Without land, we disappear. That’s why we defend our territories
Virgilio Trujillo Arana, assassinated leader of the Uwottüja Indigenous community
In Peru, Santiago Vega Chota, Yenes Ríos Bonsano and Herasmo García Grau, three environmental defenders from the Ucayali region, were killed in the last two years after defending their lands and forests. Peru is among the 10 most dangerous countries for environmental defenders, with 42 people killed since 2014 – half of them in the Amazon.
The Inter-American Commission on Human Rights and Amnesty International have called on the Peruvian government to comply with international rules and standards and protect defenders and their families. Last year, the country’s congress officially archived the bill through which the country would have ratified the Escazú Agreement.
The way forward
While the situation is dire, Global Witness highlighted some progress that occurred last year. The Escazú Agreement had its first conference of the parties (COP) in Chile, one year after coming into force, electing a group of public representatives to help with the treaty’s implementation. Also, the United Nations appointed the first ever Special Rapporteur on Environmental Defenders, with French human rights expert Michael Forst named to the position.
In Peru, the Supreme Court sentenced five illegal loggers to more than 28 years each in prison for the murder of four Ashéninka Indigenous leaders. However, the ruling was nullified this year. Meanwhile, in Mexico, a high court revoked the permits issued by federal authorities for the construction of the Veracruz port, questioned for its environmental impacts.
In its report, Global Witness calls on governments to create a safe environment for defenders and civil society to thrive, enforcing laws that protect defenders, and creating new ones. Relevant existing mechanisms such as the Escazú Agreement should be better used, the organisation said. In Latin America, 15 countries have so far ratified the treaty.
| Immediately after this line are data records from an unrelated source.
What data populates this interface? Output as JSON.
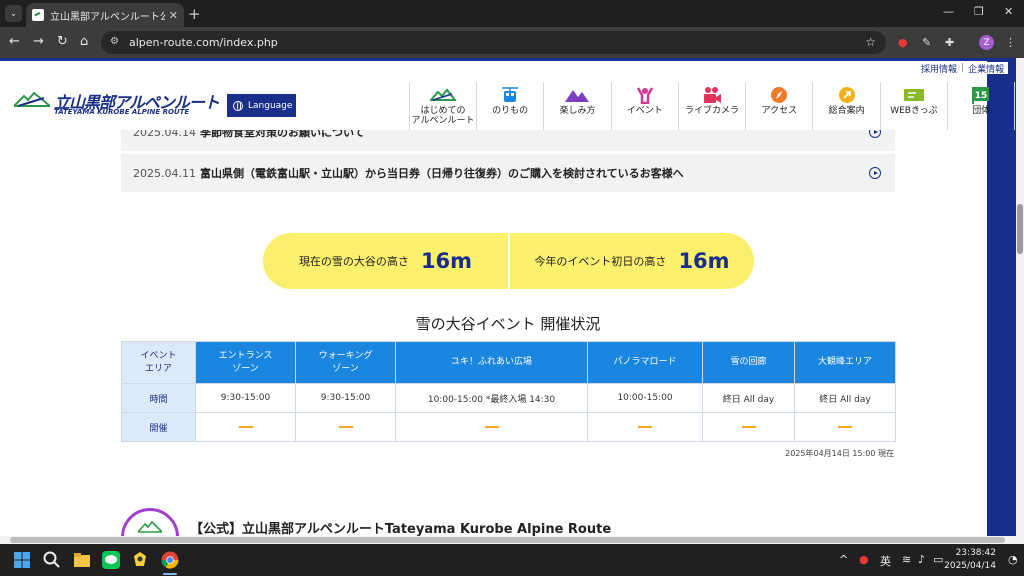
{
  "browser": {
    "tab_title": "立山黒部アルペンルート公式サ",
    "url": "alpen-route.com/index.php",
    "profile_initial": "Z"
  },
  "site": {
    "util_links": [
      "採用情報",
      "企業情報"
    ],
    "logo_text": "立山黒部アルペンルート",
    "logo_subtext": "TATEYAMA KUROBE ALPINE ROUTE",
    "language_button": "Language",
    "gnav": [
      {
        "label": "はじめての\nアルペンルート",
        "icon": "mountain-icon",
        "color": "#2a9a48"
      },
      {
        "label": "のりもの",
        "icon": "ropeway-icon",
        "color": "#1b86e0"
      },
      {
        "label": "楽しみ方",
        "icon": "mountains-icon",
        "color": "#7a3fc0"
      },
      {
        "label": "イベント",
        "icon": "person-cheer-icon",
        "color": "#d9369a"
      },
      {
        "label": "ライブカメラ",
        "icon": "video-camera-icon",
        "color": "#e2335b"
      },
      {
        "label": "アクセス",
        "icon": "compass-icon",
        "color": "#f07a2a"
      },
      {
        "label": "総合案内",
        "icon": "info-icon",
        "color": "#f2b01c"
      },
      {
        "label": "WEBきっぷ",
        "icon": "ticket-icon",
        "color": "#8ab828"
      },
      {
        "label": "団体",
        "icon": "group-flag-icon",
        "color": "#2a9a48"
      }
    ]
  },
  "news": [
    {
      "date": "2025.04.14",
      "title": "季節物食堂対策のお願いについて"
    },
    {
      "date": "2025.04.11",
      "title": "富山県側（電鉄富山駅・立山駅）から当日券（日帰り往復券）のご購入を検討されているお客様へ"
    }
  ],
  "snow_wall": {
    "current_label": "現在の雪の大谷の高さ",
    "current_value": "16m",
    "opening_label": "今年のイベント初日の高さ",
    "opening_value": "16m"
  },
  "event_status": {
    "title": "雪の大谷イベント 開催状況",
    "corner_header": "イベント\nエリア",
    "areas": [
      "エントランス\nゾーン",
      "ウォーキング\nゾーン",
      "ユキ！ふれあい広場",
      "パノラマロード",
      "雪の回廊",
      "大観峰エリア"
    ],
    "time_label": "時間",
    "times": [
      "9:30-15:00",
      "9:30-15:00",
      "10:00-15:00 *最終入場 14:30",
      "10:00-15:00",
      "終日 All day",
      "終日 All day"
    ],
    "open_label": "開催",
    "timestamp": "2025年04月14日 15:00 現在"
  },
  "promo": {
    "title": "【公式】立山黒部アルペンルートTateyama Kurobe Alpine Route"
  },
  "taskbar": {
    "ime": "英",
    "time": "23:38:42",
    "date": "2025/04/14"
  }
}
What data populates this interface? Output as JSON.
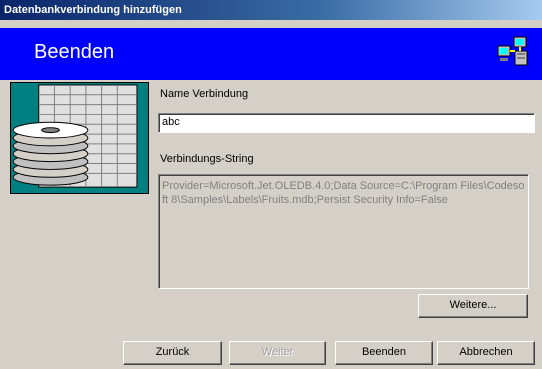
{
  "window": {
    "title": "Datenbankverbindung hinzufügen"
  },
  "header": {
    "title": "Beenden",
    "icon": "network-computers-icon",
    "background": "#0000ff"
  },
  "art": {
    "icon": "database-disks-icon",
    "background": "#008080"
  },
  "form": {
    "name_label": "Name Verbindung",
    "name_value": "abc",
    "string_label": "Verbindungs-String",
    "string_value": "Provider=Microsoft.Jet.OLEDB.4.0;Data Source=C:\\Program Files\\Codesoft 8\\Samples\\Labels\\Fruits.mdb;Persist Security Info=False"
  },
  "buttons": {
    "more": "Weitere...",
    "back": "Zurück",
    "next": "Weiter",
    "finish": "Beenden",
    "cancel": "Abbrechen"
  }
}
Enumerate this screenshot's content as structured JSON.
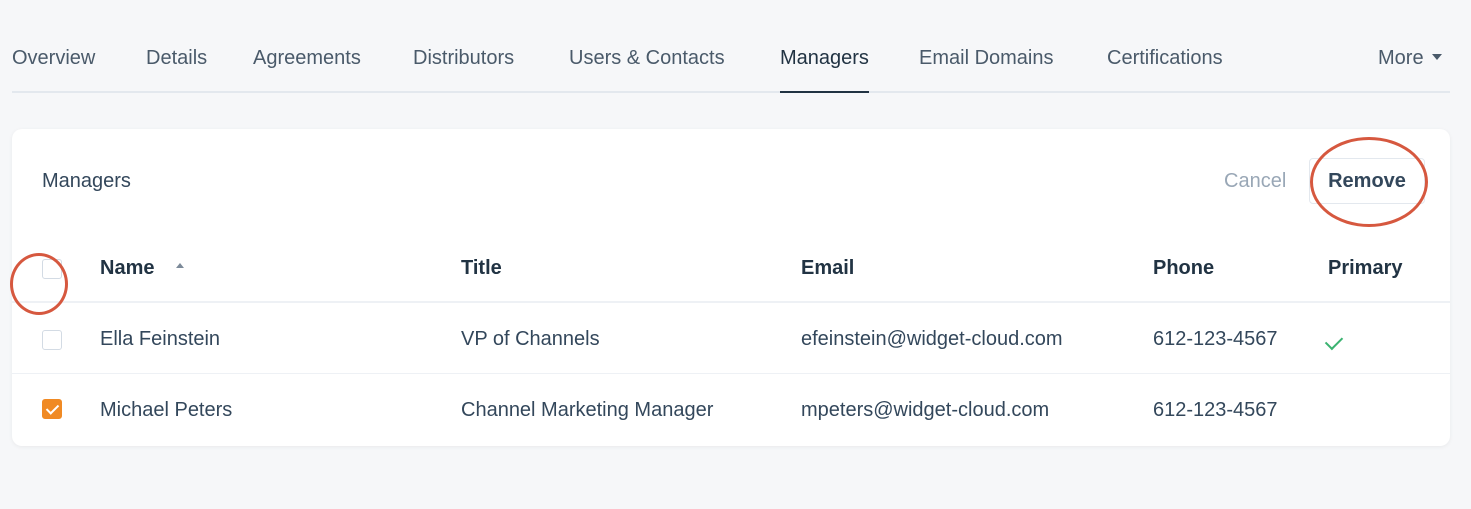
{
  "tabs": [
    {
      "label": "Overview"
    },
    {
      "label": "Details"
    },
    {
      "label": "Agreements"
    },
    {
      "label": "Distributors"
    },
    {
      "label": "Users & Contacts"
    },
    {
      "label": "Managers",
      "active": true
    },
    {
      "label": "Email Domains"
    },
    {
      "label": "Certifications"
    },
    {
      "label": "More"
    }
  ],
  "card": {
    "title": "Managers",
    "cancel_label": "Cancel",
    "remove_label": "Remove"
  },
  "table": {
    "columns": [
      "Name",
      "Title",
      "Email",
      "Phone",
      "Primary"
    ],
    "rows": [
      {
        "name": "Ella Feinstein",
        "title": "VP of Channels",
        "email": "efeinstein@widget-cloud.com",
        "phone": "612-123-4567",
        "primary": true,
        "checked": false
      },
      {
        "name": "Michael Peters",
        "title": "Channel Marketing Manager",
        "email": "mpeters@widget-cloud.com",
        "phone": "612-123-4567",
        "primary": false,
        "checked": true
      }
    ]
  },
  "colors": {
    "accent": "#f08a24",
    "link": "#1f5d8a",
    "annotation": "#d6583f",
    "success": "#3bb371"
  }
}
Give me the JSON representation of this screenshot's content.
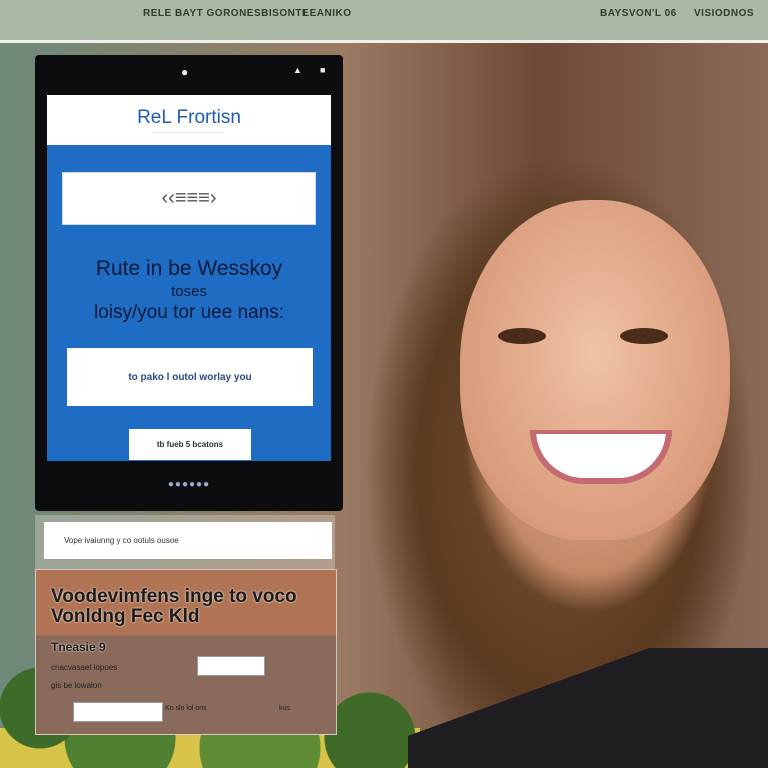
{
  "topbar": {
    "nav_left": "RELE  BAYT GORONESBISONTE",
    "nav_mid": "LEANIKO",
    "nav_right1": "BAYSVON'L 06",
    "nav_right2": "VISIODNOS"
  },
  "phone": {
    "app_title": "ReL Frortisn",
    "app_subtitle": "...........................",
    "logo_glyph": "‹‹≡≡≡›",
    "headline_1": "Rute in be Wesskoy",
    "headline_2": "toses",
    "headline_3": "loisy/you tor uee nans:",
    "cta_text": "to pako l outol worlay you",
    "button_text": "tb fueb 5 bcatons",
    "dots": "●●●●●●"
  },
  "panel": {
    "search_text": "Vope ivaiunng y co ootuls ousoe",
    "title_line1": "Voodevimfens  inge to voco",
    "title_line2": "Vonldng Fec Kld",
    "label": "Tneasie 9",
    "line1": "cnacvasaet lopoes",
    "line2": "gis be lowalon",
    "mini_text_1": "Ko slo lol ons",
    "mini_text_2": "kus"
  },
  "colors": {
    "brand_blue": "#1e6cc4",
    "topbar": "#a9b9a5"
  }
}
Governments should also report, investigate and seek accountability for reprisals against defenders, strengthening law enforcement and better monitoring the attacks, Global Witness said. Companies should also be required to carry out due diligence on human rights and environmental risks as this would make them more transparent to violence, it adds.
“More and more defenders are getting together and creating associations to protect themselves and the environment from threats and violations. We see this in different parts of the world,” Bianchini told Diálogo Chino. “The Escazú Agreement could be used as an example in other regions that do not have such instruments in place.”